3. Open the provided http://localhost:5173 link in your web browser and click Connect. You will be presented with a beautiful UI where you can visually test tools like get_recent or extract_iocs manually.

---

🛠️ Available MCP Tools

Threat Intelligence

• get_recent - Fetch latest MalwareBazaar entries
• get_info - Fetch precise sample metadata by SHA256
• get_taginfo - Fetch samples by tag (e.g., "TrickBot")
• virustotal_lookup - VT V3 detection stats and reputation
• suggest_analysis_blogs - Links to Malpedia, MITRE, and writeups

Advanced Analysis

• extract_iocs - Pulls domains, IPs, MS5/SHA256, Emails from text
• bulk_hash_check - Check multiple hashes against MalwareBazaar at once
• threat_summary - Generates a curated Markdown report for a specific sample
• generate_yara_template - Creates a starting point for YARA rules based on metadata
• defang_iocs / refang_iocs - Safe IOC sharing (e.g., 1[.]1[.]1[.]1)
• check_local_file - Securely hash a local file and query VT/MB

Offline Lab Utilities

• Encoding: base64_encode, base64_decode, url_encode, url_decode, hex_encode, hex_decode
• Compression: gzip_compress, gzip_decompress
• Crypto: aes_gcm_encrypt, aes_gcm_decrypt, hash_text
• Analysis: entropy (Shannon), hexdump_text

Alerting

• send_alert - Push message to Telegram (TG_BOT_TOKEN and TG_CHAT_ID env vars required)

---

🔒 Security Architecture

1. No Live Binaries: The get_file tool is disabled.
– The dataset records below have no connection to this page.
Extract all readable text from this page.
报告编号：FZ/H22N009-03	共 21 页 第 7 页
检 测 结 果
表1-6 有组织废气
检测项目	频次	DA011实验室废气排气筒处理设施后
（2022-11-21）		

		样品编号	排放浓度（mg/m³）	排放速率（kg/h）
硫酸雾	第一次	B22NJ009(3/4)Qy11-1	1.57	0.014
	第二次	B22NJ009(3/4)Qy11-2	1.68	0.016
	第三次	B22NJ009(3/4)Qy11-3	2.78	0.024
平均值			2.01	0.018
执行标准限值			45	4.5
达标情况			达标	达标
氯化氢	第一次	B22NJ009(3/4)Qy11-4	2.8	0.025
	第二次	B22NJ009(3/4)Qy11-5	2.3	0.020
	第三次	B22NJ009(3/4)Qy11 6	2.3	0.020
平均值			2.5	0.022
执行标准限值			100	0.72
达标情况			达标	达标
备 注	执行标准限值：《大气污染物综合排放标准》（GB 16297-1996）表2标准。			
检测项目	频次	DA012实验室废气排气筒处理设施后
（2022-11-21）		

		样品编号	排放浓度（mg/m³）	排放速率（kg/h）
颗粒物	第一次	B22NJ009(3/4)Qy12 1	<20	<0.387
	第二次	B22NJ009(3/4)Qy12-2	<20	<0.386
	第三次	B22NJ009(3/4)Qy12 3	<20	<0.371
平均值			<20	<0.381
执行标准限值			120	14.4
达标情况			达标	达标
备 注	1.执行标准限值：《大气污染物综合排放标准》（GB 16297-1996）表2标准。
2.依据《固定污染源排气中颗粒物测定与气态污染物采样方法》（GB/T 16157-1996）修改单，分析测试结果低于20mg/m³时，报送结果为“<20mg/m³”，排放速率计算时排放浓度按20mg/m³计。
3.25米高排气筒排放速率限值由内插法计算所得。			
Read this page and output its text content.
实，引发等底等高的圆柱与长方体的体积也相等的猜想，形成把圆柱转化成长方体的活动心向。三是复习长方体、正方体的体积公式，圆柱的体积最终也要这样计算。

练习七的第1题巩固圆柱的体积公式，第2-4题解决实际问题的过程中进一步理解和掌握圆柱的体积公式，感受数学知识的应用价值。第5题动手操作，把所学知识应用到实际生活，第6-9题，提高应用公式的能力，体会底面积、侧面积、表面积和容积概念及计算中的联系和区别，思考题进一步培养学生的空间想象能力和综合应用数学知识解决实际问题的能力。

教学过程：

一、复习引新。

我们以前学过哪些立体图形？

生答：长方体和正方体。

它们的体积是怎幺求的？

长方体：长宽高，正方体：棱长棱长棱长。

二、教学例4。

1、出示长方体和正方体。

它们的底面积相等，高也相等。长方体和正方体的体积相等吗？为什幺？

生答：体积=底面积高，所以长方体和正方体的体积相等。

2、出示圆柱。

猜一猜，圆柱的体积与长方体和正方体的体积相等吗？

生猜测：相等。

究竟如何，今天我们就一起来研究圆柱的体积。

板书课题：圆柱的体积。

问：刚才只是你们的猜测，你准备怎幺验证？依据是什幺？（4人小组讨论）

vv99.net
The server cannot be tricked into executing or saving payload binaries.
2. Path Traversal Protection: Requests to check_local_file are resolved, normalized, and strictly checked against ALLOWED_SCAN_DIRS.
3. Hardened Crypto: The AES implementation uses PBKDF2 with 600,000 iterations (OWASP 2023 standard) and 16-byte random salts.
4. Rate Limiting: Protects your free-tier VirusTotal API key from accidental exhaustion by looping LLMs.
5. Streaming Hashing: Memory-safe streaming is used for hashing local files, preventing gigabyte-scale OOM crashes.

---

🧑‍💻 Development

# Install dependencies
npm install

# Run typechecker
npm run typecheck

# Build the project
npm run build

# Run in dev mode
npm run dev

See CONTRIBUTING.md for full guidelines.

License

MIT License. See LICENSE for details.